Second, the numbers they quote for a retired army colonel with a family (who presumably makes more than lower officers), is that this person is paying "$460 a year for health care (and) will pay $2,048" after the raise. While the increase is dramatic, yes, it is still an order of magnitude below what a civilian family pays, on average, in premiums. In 2009, the average amount paid in premiums for a civilian family was $13,375 (see the link below).

A year ago we were budgeting to pay our own health insurance (it wasn't included for Berkeley postdocs), to the tune of 1,200.00 per month (yes, two months of our insurance premiums would be more than double what the government is requesting RETIRED military members pay for one year). Then, after arriving, we discovered that Berkeley postdocs had become unionized, and we would only have to pay in a percentage (a low percentage of 7%). The government had no say in that. And, as a union members, we are still paying almost twice as much as the example retired military members + family currently pay.

Yes, our military service members did/do volunteer to protect our country, but I think it is not unreasonable to expect that they might contribute more, financially, to their own healthcare plan. The US is in a deep recession, and I am fully in support of measures, cuts and taxes, to reasonably bring us out of it. But we are 15 trillion dollars deep in debt. It isn't going to easy on any of us.

Weekends

I'm writing from my iPad while my husband snoozes next to me and out little girl naps on my chest, okay she's big enough now to cover my whole torso. At 14 months she is a champ in her toddler bed, but today has a very stuffy nose, and the incline of the momma-couch helps her breathe easy enough to get some sleep.

A few weeks ago we went to a potluck and a colleague's spouse asked he Scott and I manage to get Any work done, with us both being postdocs and having a young child. Well, the obvious answer is daycare. We are both able to physically go into work because we found a daycare (a small family-run on) that all three of us are happy with. But the complete answer is much more than that.

I am more efficient while I am in the lab. I don't take long breaks to chit chat with my labmates, I eat lunch at my desk while working, and I am much more focused while working, not getting distracted by all the Internet has to offer. I still find that most days I wish I had a couple more hours in the office, but I am lucky that I can work from home after baby girl goes to bed.
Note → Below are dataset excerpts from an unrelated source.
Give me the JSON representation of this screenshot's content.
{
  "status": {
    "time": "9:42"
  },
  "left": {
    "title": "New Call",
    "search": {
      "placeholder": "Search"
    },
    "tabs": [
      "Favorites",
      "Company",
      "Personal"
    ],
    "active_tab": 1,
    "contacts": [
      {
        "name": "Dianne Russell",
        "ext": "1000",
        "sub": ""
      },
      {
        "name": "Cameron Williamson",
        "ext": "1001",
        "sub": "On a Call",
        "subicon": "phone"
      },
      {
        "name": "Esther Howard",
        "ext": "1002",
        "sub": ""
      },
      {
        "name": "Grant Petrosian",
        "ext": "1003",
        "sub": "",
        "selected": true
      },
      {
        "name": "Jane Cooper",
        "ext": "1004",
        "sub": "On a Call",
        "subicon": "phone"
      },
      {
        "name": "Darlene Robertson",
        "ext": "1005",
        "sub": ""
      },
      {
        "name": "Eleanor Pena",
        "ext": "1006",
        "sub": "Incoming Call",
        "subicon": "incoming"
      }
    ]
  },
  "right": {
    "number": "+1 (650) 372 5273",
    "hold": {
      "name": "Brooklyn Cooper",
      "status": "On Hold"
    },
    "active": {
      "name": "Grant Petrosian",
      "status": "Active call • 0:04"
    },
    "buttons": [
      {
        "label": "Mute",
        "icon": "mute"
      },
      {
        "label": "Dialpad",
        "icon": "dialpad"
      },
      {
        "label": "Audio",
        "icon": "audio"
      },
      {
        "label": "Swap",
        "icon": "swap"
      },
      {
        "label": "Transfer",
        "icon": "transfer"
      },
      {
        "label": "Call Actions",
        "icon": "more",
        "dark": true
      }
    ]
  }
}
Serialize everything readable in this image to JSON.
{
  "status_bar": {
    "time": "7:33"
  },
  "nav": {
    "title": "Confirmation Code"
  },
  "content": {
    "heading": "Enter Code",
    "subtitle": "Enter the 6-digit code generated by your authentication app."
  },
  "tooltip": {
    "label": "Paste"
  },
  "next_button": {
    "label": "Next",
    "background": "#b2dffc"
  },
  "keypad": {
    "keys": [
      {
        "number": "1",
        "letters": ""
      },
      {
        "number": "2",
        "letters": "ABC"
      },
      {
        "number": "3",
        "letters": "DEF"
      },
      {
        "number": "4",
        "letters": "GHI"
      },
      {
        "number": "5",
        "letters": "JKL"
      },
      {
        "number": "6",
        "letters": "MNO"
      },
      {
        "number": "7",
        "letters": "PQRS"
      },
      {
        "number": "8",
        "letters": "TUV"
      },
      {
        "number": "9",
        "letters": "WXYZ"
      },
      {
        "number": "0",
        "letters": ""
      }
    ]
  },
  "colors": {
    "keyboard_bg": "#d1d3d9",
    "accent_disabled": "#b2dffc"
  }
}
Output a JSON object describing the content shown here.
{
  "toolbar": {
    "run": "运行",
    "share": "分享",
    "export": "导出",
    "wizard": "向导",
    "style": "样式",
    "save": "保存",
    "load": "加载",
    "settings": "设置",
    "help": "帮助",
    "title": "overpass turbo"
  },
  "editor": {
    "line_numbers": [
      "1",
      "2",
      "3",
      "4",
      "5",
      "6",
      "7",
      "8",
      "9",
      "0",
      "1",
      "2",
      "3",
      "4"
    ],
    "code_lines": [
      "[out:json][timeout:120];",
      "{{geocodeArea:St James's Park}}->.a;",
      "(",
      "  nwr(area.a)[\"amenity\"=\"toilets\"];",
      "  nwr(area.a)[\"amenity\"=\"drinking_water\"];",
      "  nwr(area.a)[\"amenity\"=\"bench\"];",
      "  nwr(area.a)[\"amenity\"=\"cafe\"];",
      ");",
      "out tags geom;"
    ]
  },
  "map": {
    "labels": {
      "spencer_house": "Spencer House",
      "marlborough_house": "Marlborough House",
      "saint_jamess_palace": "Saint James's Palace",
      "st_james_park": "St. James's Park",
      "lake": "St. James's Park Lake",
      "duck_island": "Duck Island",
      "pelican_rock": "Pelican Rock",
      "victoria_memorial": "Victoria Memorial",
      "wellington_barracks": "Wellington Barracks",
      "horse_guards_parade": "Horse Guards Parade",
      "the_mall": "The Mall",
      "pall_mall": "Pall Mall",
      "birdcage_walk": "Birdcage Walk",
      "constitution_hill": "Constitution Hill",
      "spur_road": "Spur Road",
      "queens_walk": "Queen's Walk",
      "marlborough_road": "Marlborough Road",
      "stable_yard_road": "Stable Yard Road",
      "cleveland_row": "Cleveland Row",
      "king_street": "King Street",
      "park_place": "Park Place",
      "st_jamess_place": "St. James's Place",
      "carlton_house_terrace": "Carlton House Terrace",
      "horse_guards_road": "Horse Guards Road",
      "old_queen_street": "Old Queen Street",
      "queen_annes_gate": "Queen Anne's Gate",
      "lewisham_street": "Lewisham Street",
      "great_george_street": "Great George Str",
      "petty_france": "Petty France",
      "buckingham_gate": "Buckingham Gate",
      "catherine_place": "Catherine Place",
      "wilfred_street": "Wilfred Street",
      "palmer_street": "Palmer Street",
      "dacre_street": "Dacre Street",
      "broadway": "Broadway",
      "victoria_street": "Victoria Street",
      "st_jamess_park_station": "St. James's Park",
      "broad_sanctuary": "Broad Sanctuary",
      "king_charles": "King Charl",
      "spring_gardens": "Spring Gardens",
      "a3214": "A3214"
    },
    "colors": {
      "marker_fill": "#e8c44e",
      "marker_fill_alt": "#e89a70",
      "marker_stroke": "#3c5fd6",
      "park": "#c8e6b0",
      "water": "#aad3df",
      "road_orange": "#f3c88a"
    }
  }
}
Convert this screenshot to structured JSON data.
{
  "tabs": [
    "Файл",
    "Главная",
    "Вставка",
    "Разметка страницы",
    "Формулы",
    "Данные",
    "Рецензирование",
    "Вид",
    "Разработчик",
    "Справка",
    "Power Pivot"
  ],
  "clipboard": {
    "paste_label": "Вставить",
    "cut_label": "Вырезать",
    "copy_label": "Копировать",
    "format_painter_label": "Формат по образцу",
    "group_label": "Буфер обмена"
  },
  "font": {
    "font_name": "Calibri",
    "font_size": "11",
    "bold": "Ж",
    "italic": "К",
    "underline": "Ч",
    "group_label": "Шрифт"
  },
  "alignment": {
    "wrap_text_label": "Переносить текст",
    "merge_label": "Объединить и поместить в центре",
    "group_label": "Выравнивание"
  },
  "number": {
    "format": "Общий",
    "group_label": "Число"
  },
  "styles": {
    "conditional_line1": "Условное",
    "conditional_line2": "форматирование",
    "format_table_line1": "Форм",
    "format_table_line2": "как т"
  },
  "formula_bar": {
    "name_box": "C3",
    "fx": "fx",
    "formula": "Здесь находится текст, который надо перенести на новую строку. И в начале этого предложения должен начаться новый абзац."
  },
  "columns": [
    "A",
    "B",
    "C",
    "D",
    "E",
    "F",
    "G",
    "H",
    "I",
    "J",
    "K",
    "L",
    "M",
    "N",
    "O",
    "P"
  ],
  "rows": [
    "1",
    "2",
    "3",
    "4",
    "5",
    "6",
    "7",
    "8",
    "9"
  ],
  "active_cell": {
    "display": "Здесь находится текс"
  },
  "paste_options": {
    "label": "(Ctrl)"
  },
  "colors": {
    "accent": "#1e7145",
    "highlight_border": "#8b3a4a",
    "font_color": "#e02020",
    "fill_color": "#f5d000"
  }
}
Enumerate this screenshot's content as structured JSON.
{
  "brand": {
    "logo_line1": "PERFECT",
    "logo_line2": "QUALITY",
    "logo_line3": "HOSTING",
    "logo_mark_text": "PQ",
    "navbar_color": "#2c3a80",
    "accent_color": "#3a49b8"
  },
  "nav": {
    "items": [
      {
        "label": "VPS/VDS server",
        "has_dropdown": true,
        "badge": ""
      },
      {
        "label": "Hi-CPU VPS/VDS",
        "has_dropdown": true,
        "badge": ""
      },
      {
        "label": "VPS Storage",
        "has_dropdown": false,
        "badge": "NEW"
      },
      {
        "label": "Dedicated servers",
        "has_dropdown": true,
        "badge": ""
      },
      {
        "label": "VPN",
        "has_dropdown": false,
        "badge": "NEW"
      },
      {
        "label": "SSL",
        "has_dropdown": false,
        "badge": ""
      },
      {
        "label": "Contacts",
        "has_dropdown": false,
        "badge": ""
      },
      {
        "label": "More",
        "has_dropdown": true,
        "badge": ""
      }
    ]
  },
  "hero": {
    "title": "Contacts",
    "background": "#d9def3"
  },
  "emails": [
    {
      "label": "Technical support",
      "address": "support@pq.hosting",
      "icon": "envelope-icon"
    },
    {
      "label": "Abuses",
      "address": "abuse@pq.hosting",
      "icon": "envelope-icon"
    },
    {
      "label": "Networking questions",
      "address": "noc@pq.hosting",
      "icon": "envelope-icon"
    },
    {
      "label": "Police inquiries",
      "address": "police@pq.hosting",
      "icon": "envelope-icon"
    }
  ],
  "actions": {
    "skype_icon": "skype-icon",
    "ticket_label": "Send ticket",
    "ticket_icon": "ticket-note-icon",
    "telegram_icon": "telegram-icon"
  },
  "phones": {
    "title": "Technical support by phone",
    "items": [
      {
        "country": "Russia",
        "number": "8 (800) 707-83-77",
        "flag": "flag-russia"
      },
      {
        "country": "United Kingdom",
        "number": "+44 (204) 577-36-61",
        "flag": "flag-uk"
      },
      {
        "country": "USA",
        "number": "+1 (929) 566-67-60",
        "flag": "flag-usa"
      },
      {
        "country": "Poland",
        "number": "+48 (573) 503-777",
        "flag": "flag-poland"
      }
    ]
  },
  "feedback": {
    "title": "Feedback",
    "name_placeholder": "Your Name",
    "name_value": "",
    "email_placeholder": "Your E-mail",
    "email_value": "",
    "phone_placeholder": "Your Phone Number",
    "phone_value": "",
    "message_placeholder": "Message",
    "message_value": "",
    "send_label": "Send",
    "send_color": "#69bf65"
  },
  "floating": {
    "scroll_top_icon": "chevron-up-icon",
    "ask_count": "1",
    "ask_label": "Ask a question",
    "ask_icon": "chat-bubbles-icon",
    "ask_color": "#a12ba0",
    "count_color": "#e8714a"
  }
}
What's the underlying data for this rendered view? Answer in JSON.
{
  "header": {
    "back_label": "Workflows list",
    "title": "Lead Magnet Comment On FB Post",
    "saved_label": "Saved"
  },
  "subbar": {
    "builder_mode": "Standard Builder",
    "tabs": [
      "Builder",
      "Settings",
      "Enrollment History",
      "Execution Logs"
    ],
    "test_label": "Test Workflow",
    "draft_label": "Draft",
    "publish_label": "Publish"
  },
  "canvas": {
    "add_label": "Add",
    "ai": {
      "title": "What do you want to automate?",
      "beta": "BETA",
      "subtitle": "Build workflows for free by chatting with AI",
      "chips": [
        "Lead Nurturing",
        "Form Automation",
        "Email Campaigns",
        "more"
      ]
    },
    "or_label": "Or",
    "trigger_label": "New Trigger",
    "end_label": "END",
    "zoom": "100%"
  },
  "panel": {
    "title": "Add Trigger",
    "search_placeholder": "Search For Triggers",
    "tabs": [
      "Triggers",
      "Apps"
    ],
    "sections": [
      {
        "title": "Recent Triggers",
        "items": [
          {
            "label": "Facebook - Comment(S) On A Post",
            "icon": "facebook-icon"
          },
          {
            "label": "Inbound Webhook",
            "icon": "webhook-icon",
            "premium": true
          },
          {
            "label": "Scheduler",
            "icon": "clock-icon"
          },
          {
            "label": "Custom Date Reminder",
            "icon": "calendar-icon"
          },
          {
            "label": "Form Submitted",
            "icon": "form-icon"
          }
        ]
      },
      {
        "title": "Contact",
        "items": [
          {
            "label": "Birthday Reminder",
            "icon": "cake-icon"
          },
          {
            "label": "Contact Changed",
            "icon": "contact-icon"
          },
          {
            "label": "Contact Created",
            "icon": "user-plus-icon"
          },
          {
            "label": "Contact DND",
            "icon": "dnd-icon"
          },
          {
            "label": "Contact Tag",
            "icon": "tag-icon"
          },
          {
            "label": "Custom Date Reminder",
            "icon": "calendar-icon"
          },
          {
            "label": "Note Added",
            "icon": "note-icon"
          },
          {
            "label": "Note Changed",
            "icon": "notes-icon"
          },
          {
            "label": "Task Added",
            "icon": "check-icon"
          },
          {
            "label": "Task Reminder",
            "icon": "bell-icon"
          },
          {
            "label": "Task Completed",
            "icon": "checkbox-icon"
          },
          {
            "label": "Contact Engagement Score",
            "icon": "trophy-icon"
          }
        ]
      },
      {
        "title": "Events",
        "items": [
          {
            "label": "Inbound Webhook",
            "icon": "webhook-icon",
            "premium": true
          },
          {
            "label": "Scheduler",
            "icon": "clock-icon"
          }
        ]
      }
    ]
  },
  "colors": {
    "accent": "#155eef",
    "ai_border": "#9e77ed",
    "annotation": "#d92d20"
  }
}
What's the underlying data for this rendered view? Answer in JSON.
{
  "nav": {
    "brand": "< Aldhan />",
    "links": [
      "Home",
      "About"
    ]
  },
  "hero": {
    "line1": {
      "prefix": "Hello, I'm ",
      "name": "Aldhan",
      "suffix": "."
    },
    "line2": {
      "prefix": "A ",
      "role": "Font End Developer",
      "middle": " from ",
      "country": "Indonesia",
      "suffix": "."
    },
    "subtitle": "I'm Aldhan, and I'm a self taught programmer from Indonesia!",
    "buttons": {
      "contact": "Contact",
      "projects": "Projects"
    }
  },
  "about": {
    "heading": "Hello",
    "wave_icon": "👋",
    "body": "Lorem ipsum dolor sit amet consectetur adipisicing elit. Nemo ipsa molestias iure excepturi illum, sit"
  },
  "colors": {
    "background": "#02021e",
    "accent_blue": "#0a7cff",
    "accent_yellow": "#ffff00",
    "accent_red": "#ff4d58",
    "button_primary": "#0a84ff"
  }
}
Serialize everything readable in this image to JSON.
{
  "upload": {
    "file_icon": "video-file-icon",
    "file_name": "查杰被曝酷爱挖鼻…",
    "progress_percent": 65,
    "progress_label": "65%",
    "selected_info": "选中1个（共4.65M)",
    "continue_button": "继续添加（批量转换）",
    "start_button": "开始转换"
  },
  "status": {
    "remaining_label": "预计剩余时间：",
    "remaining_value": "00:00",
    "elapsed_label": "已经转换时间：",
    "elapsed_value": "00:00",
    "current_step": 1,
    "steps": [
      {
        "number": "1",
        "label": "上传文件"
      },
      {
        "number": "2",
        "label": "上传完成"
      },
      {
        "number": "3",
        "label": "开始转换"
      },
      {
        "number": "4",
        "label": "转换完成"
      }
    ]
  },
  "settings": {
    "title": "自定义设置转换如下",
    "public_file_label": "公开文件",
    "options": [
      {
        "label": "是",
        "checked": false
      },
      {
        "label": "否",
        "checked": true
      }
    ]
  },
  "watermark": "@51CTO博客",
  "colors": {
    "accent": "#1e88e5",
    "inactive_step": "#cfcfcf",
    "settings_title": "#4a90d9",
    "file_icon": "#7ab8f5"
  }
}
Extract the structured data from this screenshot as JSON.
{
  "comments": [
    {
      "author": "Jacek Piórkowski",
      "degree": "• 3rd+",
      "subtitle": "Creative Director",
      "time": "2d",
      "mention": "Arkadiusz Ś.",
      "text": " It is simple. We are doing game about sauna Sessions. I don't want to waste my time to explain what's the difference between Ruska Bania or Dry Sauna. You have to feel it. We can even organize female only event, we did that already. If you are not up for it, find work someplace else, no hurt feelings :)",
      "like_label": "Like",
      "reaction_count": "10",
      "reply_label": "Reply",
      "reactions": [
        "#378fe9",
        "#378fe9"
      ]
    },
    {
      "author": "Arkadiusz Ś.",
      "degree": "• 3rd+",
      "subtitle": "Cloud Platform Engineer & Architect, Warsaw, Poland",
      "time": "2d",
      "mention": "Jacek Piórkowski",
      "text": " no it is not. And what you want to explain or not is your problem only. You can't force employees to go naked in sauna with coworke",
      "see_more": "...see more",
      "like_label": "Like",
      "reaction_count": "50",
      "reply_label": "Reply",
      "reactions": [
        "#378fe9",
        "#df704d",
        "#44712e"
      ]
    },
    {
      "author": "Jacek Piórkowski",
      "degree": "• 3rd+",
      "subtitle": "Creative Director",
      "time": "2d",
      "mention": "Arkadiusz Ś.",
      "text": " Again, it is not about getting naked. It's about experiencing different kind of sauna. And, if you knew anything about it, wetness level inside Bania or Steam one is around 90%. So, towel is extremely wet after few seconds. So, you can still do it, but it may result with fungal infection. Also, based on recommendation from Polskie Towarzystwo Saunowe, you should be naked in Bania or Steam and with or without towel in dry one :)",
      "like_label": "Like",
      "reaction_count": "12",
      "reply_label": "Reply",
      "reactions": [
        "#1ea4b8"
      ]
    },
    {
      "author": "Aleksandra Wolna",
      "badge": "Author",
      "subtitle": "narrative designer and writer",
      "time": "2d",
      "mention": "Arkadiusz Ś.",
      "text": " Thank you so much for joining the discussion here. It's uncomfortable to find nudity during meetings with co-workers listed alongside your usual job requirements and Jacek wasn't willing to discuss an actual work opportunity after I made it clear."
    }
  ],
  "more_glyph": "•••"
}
I wonder sometimes if it is enough though, to be successful in academia. I don't have the hours to spend staying up days at a time to work round-the -clock on a manuscript. My weekends are full of walks, and museums, and pretend games, and making sure foods aren't choking hazards. It is a family effort for me to attend a conference, even for a day. The further I move in the direction of a research scientist, the more I think how unsuitable this path is for someone with young children. And, perhaps unfairly, how unsuitable it is especially for women with young children. It certainly isn't always the case, but many studies have found that women scientists who are parents generally perform more than 50% of the household chores, meal-planning and preparation, and child-rearing in addition to their professional responsibilities. This might be because we like doing these activities, or because we prioritize differently, or because some gender roles are hard to challenge.

Whatever the reason, I think there are some fundamental changes that need to occur in academia if the field hopes to retain scientists who also choose to be parents. I'll write more when I'm at a proper keyboard.